Lunch and dinner are huge salads with vegetables and fruit. One night I had a lovely dinner of one of the largest artichokes I'd ever seen. This thing was the size of a small pumpkin! Gads, was that good.

I stopped shopping at Safeway and began shopping at Trader Joe's. They carry organic products. Things which  have less sugar, or no sugar. They feature food with no extra chemicals added. I love grabbing any vegetable I fancy. I bought a bunch of avocados, bags of dark leafy salad mixes, nut butters, oatmeal, raisins, mixed nuts, bread, butter, milk, yogurt and a bag of oranges. The ingredients lists are short and in larger print.

I only had $50 on me and got ready to put back some of that lovely food. It was only $40! I almost wept at the checkout stand. So home I went and ate three basic meals a day with several snacks, if I wanted. I began to drink 8 glasses of water a day too.

I HATE drinking water. Had to chase down a Britta filtering pitcher. Reviews and friends all recommended Britta as the best filter for a low price. So, now I have a 144 oz pitcher to filter water. I figured it was not really necessary, but I do not like the chlorine smell in the tap water. 

So I tried this "filtered" water.  It reminded me of that great water we used to get at the office water cooler. Within hours I was craving water. I just couldn't seem to get enough of it. Coffee with this filtered water tastes so much better. I noticed my elimination patterns were changing. I just felt better, not as shaky or off balance. I could do almost twice as much physical work before becoming sore. I felt like I was getting more out of my sleep time. I actually could stay awake for an entire day, with only a short nap, or no nap at all. 

So now, I'm dog sitting, eating non-organic food and drinking unfiltered tap water. I don't like the smell of the water. Its like my throat wants to close up when I try to drink this water. But its only for 3 days. Next time, I'll have a portable 72-ounce Britta filter for when I'm not at home.

I am fully off white sugar and doing my best to stay away from any chemicals. Sweet Maria is a little amazed at the change in my food requests. Instead of ice cream and pizza, I now want fruit, vegetables, yogurt and chicken. 

She was going to get me my beloved garlic bread, but made me a quiche instead. The garlic bread has a lot of junk in it. I'm glad she didn't get it for me. So, with very little sacrifice, I'm working my way to health. What keeps me running is refusing to EVER get as sick as I was for that awful six weeks of being in bed.

So, for awhile, when our church has a dinner with all the things I love, but choose not to eat anymore, I stay home. I know it will be a few months before I can be in a room with all that sugar and chocolate. I plan on visiting lovely healthier versions of chocolate, but not for a few months.

The real shock of all of this is realizing that God is teaching me that I am safe in the world.
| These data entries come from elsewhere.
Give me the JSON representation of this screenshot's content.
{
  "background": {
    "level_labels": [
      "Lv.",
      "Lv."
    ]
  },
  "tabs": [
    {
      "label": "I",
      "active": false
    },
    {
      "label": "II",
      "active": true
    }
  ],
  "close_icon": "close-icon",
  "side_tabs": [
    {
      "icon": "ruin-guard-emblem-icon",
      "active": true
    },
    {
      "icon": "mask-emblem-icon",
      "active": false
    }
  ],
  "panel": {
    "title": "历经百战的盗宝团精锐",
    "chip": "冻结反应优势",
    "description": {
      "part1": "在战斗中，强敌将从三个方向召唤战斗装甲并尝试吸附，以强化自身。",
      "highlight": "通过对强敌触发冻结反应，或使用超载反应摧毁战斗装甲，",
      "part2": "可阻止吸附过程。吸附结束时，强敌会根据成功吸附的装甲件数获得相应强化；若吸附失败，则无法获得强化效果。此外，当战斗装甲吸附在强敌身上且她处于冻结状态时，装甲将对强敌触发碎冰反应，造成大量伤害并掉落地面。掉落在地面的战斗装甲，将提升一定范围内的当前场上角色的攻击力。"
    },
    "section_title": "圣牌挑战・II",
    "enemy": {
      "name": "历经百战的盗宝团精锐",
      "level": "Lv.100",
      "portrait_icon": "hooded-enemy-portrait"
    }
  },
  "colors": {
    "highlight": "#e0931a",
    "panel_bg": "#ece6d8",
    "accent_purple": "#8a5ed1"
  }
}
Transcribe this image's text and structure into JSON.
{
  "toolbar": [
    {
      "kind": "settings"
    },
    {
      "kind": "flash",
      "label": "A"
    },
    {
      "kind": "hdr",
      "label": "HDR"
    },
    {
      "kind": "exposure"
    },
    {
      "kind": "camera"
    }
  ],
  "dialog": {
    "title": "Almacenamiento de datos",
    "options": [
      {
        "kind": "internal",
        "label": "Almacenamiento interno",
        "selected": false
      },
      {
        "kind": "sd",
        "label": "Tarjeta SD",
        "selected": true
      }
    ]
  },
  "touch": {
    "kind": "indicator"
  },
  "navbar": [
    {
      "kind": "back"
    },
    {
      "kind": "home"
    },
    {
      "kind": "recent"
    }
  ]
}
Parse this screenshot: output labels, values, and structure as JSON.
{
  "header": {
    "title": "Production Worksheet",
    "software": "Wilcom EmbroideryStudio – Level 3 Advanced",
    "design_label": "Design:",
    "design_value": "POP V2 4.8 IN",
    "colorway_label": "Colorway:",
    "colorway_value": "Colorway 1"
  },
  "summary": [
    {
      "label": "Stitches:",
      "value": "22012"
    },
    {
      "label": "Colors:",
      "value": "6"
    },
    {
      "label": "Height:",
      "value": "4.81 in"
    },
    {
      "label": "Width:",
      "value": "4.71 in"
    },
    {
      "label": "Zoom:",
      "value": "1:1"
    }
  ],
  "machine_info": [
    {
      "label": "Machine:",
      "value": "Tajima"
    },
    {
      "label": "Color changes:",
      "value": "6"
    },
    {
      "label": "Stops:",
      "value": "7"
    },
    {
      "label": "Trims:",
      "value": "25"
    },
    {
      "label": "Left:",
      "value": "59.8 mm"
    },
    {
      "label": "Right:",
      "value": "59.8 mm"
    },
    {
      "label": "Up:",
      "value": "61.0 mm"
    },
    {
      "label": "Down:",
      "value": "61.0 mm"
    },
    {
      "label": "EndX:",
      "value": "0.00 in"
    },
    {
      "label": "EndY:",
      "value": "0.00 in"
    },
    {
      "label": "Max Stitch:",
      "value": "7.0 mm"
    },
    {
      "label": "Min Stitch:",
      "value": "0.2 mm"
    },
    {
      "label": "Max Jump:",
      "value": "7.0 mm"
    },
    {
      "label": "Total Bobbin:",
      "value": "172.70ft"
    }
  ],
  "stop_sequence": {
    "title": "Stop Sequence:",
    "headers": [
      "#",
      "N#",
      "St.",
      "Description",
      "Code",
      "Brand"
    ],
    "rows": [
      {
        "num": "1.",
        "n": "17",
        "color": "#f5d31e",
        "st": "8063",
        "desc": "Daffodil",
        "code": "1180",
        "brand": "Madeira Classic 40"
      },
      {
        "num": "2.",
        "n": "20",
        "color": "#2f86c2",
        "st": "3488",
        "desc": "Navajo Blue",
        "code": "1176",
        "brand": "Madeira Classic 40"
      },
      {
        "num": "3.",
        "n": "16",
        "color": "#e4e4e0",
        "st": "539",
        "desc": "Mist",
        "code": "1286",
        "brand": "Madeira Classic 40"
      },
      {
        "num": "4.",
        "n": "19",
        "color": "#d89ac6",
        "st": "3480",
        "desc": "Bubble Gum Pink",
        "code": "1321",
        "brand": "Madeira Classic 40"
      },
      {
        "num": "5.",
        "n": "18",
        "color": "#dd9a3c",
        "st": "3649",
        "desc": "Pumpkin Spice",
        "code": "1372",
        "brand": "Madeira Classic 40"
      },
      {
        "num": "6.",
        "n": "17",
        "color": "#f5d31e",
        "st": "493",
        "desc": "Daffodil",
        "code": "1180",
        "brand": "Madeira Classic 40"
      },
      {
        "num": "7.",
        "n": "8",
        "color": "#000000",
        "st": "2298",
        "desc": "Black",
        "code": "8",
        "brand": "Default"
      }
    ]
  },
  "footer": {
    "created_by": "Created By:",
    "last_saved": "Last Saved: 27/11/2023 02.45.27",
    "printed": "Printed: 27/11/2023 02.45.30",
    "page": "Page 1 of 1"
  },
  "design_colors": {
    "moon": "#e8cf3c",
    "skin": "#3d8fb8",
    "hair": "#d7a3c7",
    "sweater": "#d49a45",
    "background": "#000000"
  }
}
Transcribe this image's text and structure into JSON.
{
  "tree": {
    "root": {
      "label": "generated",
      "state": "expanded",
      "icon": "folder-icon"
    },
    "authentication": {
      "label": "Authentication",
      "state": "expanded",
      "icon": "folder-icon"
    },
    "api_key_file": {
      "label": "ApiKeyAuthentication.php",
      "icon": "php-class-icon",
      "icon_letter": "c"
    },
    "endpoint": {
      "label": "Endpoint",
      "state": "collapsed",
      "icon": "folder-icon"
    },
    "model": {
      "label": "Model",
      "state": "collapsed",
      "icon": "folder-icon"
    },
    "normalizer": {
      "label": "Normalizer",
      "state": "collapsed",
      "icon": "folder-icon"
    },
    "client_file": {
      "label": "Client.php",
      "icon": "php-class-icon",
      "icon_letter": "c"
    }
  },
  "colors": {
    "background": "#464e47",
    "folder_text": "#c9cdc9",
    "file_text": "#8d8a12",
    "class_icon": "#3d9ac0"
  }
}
Not because the world has suddenly become "safe", but because God will protect me. When something makes me nervous inside, I ask God to protect me and give me wisdom as to what, if anything I need to do in the situation. My body then just relaxes. That is new and I consider it a miracle of Gods grace and healing. I have literally been "scared" all my life. Now that life long habit of fear is gone.